If you and your spouse choose to divorce after being married for a significant number of years and either of you has built up a sizable pension, the pension may face a complicated process of division when it comes time to negotiate a divorce settlement. Dividing pensions and other kinds of retirement accounts is more complicated than “he gets half, she gets half,” but we are not going to discuss the method of division here at this time.

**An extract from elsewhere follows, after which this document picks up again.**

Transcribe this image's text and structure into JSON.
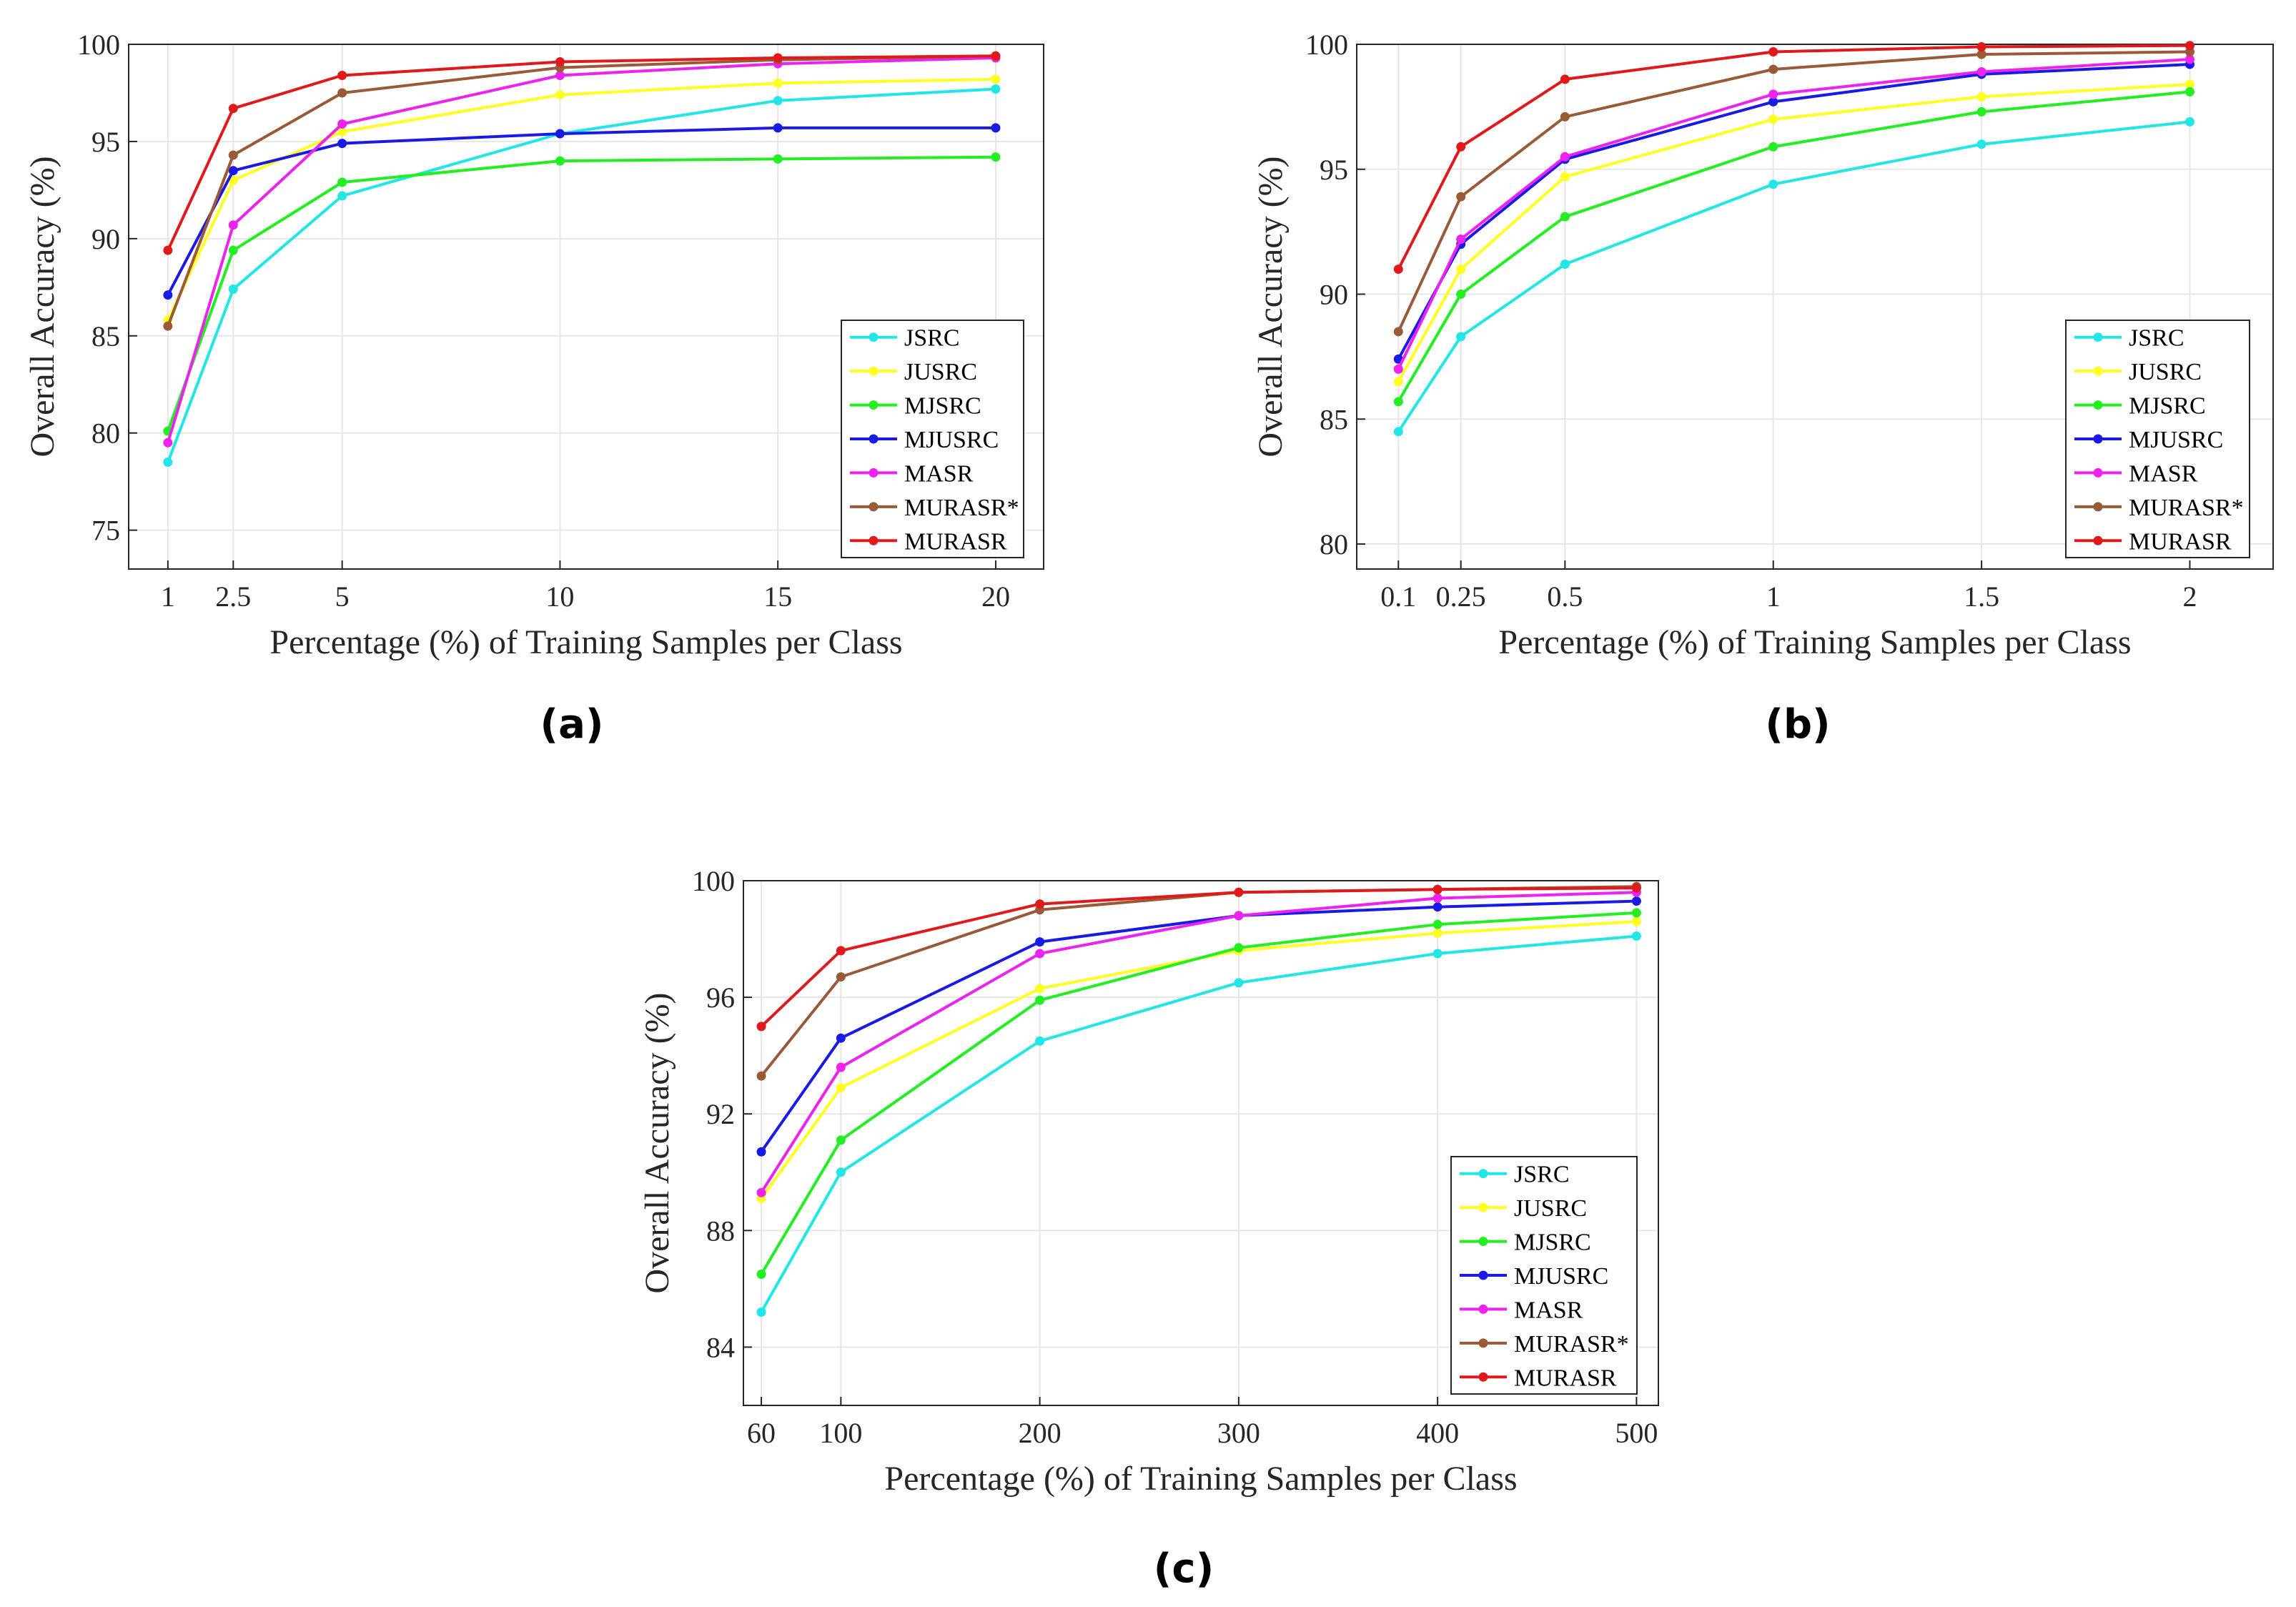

Instead, we will examine one of the tools used in the process — the Qualified Domestic Relations Order (QDRO).
In broad strokes, the QDRO is an order that a court uses to recognize one party’s right to receive all or a portion of payable benefits. This party is known as the alternate payee. The QDRO may also be used to bestow an alternate payee that right.
The QDRO works in conjunction with the property division laws of the state where you are getting your divorce. These laws may vary greatly, and may affect how you choose to pursue divorce. Whereas New York is an “equitable division” state, several other states, including California and Texas are community property states, and use different methods of property division.
The State of New York does not recognize domestic relations orders regarding retirement plans unless they are properly executed QDRO’s, so it is very important to pay attention to the details when preparing a property division agreement.
If you are in a property division dispute, it is always wise to pursue the guidance of an experienced attorney, especially when it comes to dividing complex assets such as retirement accounts or pensions. With proper guidance from an experienced attorney, you can ensure that your property division abides by all the necessary laws while keeping your rights protected.